Над Неманом
Шрифт:
Юстина, устремив взор на разгоравшуюся полосу зари, прислушивалась к пению петухов, которое теперь уже доносилось из околицы, — сперва из ближних домов, потом из дальних и, наконец, чуть слышно, откуда-то совсем издалека, может быть, из оврага Яна и Цецилии. Она закрыла глаза и облокотилась на подоконник. Мечтала она или спала?

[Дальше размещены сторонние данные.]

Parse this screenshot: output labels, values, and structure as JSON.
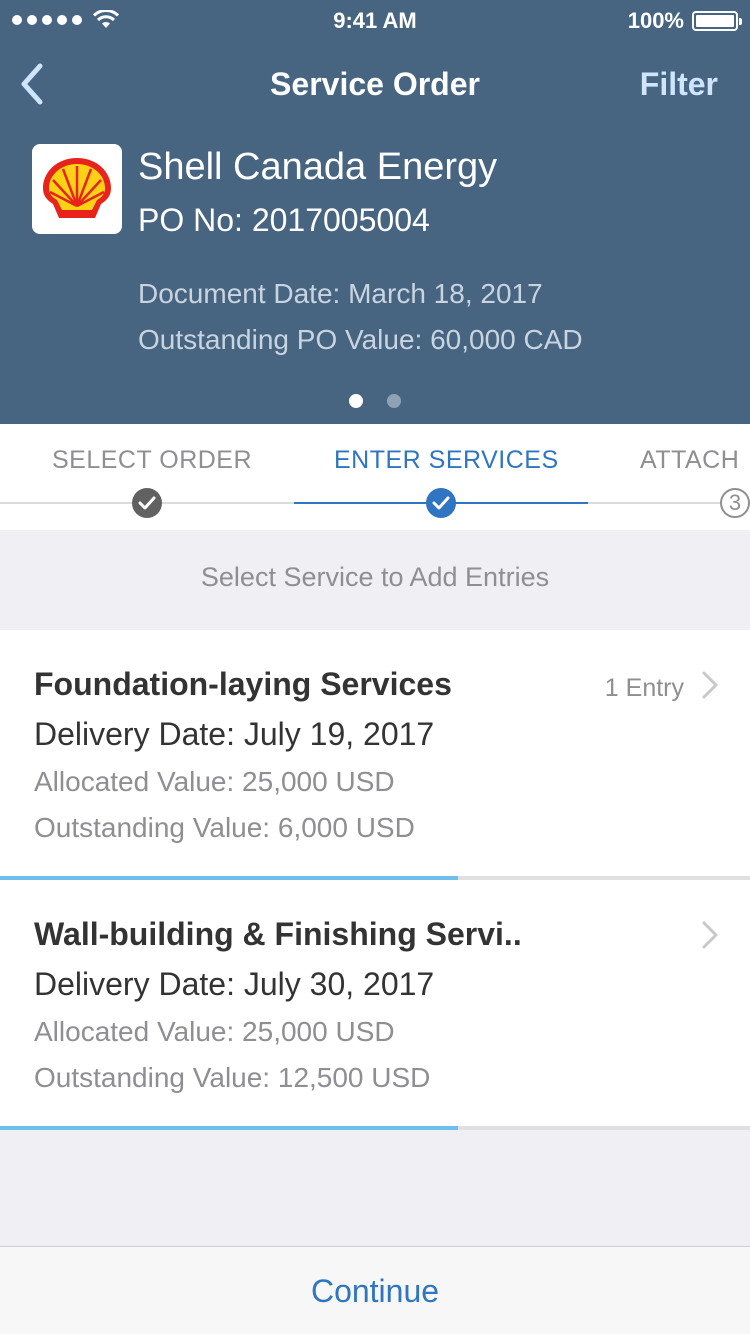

Она видела перед собой отчетливо, живо, почти рельефно, усадьбу, розовеющую в сиянии утренней зари, сад, обрызганный сверкающей росой, и расхаживающего по двору молодого красивого парня. Вот он идет к конюшне, отворяет двухстворчатые двери и выкатывает плетеную телегу. Вот молоденькая босоногая девушка, мелькнув под старыми липами, пробегает к реке с коромыслом на плече; старик в грубой сермяге, с пучком морщин на высоком лбу, открывает окно напротив, подняв к небу поблекшие глаза. Но кто же там еще вышел на крыльцо и стоит под навесом, украшенным грубой резьбой? Да это она сама… она… Юстина, в короткой клетчатой юбке, с косой, падающей на широкую кофту, и счастливым лицом, как олицетворение счастья того красивого парня, который повернулся к ней и, не выпуская
Спит или мечтает Юстина? Она чувствует на волосах, на лице, на губах теплые долгие поцелуи. Это лучи солнца, которое выбралось из-за леса, разорвало полог белого тумана и теперь пало своими огненными стрелами на деревья, на траву, на воду и на Юстину. Но во сне или наяву, а эти поцелуи неслись не от светила дня, а от чего-то другого, другого… Лицо Юстины вспыхивало румянцем, а на пунцовых губах играла улыбка счастья и упоения.
Часть третья
Глава первая
Вдова Андрея Корчинского вовсе не была «большой пани», как называл ее Анзельм Богатырович; но когда она, молоденькая, прелестная и богатая девушка, тридцать лет тому назад обручилась с одним из трех братьев Корчинских, общественное мнение утверждало, что только одна любовь могла склонить ее к подобному замужеству. Добивавшихся ее сердца, руки и приданого было много, — она избрала наименее богатого, носившего наиболее скромную фамилию. Она любила, — и этого было довольно; она разделяла стремления любимого человека, — стремления, которым он отдался со всем пылом молодости и которые вскоре так рано пресекли его жизнь. Миллионов она не принесла ему, но, во всяком случае, ее приданое значительно превышало его состояние. Осовцы, по теперешнему счету, состояли из сотни крестьянских хат, значительного количества земли, отличного леса и господского дома, построенного с некоторой претензией на великолепие. Сразу было видно, что строил его шляхтич, желавший равняться с магнатами.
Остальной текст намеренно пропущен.